Nach Aussagen der Staatsregierung können wir
bei den unbegleiteten Minderj. Flüchtlingen von einem nahezu hundertprozentigen
dauerhaften Verbleib in der Bundesrepublik Deutschland ausgehen.
Aktualisierung: Nach letzten Informationen
des Regierungspräsidenten werden die Zuweisungen der Jahre 2014 und 2015
zusammengefasst. Demnach beträgt die Gesamtzuweisung für den Zeitraum 83
unbegleitete minderjährige Flüchtlinge. Bisher wurden insgesamt 23 Flüchtlinge
aufgenommen, so dass für 2015 noch die Aufnahme von 60 Flüchtlingen aussteht.
Derzeit können in den beiden Wohngruppen in
Himmelthal 16 Personen aufgenommen werden. Ab Mai steht durch die Evangelische
Kinder- und Jugendhilfe in Miltenberg eine weitere Einrichtung mit 9 Plätzen
zur Verfügung. Daneben gibt es aktuell zwei Plätze in Pflegefamilien sowie die
Möglichkeit der Unterbringung in Form von betreutem Wohnen sowie in
eingestreuten Plätzen. Es sind weitere Anstrengungen notwendig, um die
Abnahmeverpflichtung zu erfüllen. Derzeit laufen einige Aktivitäten mit dem
Ziel, neue Aufnahmemöglichkeiten zu schaffen.

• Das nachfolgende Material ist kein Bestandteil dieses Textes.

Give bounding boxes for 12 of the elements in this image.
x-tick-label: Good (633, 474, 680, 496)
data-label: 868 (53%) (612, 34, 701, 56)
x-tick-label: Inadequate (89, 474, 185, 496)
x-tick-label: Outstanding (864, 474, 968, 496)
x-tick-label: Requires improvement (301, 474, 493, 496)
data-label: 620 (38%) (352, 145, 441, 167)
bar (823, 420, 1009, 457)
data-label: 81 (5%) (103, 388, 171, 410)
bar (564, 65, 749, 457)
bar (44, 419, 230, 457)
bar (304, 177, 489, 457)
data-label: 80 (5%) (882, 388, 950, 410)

Ab dem Schuljahr 2015/2016 wird in der
Berufsschule eine sogenannte BAF-Klasse (Berufsausbildung für Asylbewerber und
Flüchtlinge) eingerichtet, um die Schulpflicht der Jugendlichen erfüllen und
die berufliche Ausbildung ermöglichen zu können. Unterstützend dazu ist auch
die Einrichtung einer Stelle für die Jugendsozialarbeit an der Berufsschule
(TOP 8) vorgesehen. An den Mittelschulen in Obernburg und Leidersbach gibt es
jeweils Übergangsklassen. Darüber hinaus gibt es an den Mittelschulen im
Landkreis zusätzliche Fördermaßnahmen für die Beschulung von schulpflichtigen
Flüchtlingen und Asylsuchenden.
Auf Initiative aus der Wirtschaft hat
Landrat Scherf gemeinsam mit Industrie und Handwerk, Arbeits-agentur,
Wohlfahrtsverbänden, Berufsschule und Landratsamt eine Ausbildungsinitiative
gestartet, um geeignete junge Flüchtlinge erfolgreich in eine duale Ausbildung
zu bringen. Dies eröffnet für die Flüchtlinge, die dauerhaft in Deutschland
bleiben wollen und dürfen, die Chance für eine gelungene berufliche
Integration. Aber auch für den Fall der Rückkehr in das Heimatland bedeuten
eine abgeschlossene Berufsausbildung und die guten Deutschkenntnisse einen
Zugewinn.
Für die Bewältigung der Aufgaben in
Zusammenhang mit den unbegleiteten minderjährigen Flüchtlingen konnten zwei
erfahrene Kräfte für den Allgemeinen Sozialen Dienst speziell für Flüchtlinge
mit je 10 Wochenstunden aus anderen Einsatzgebieten heraus gewonnen werden.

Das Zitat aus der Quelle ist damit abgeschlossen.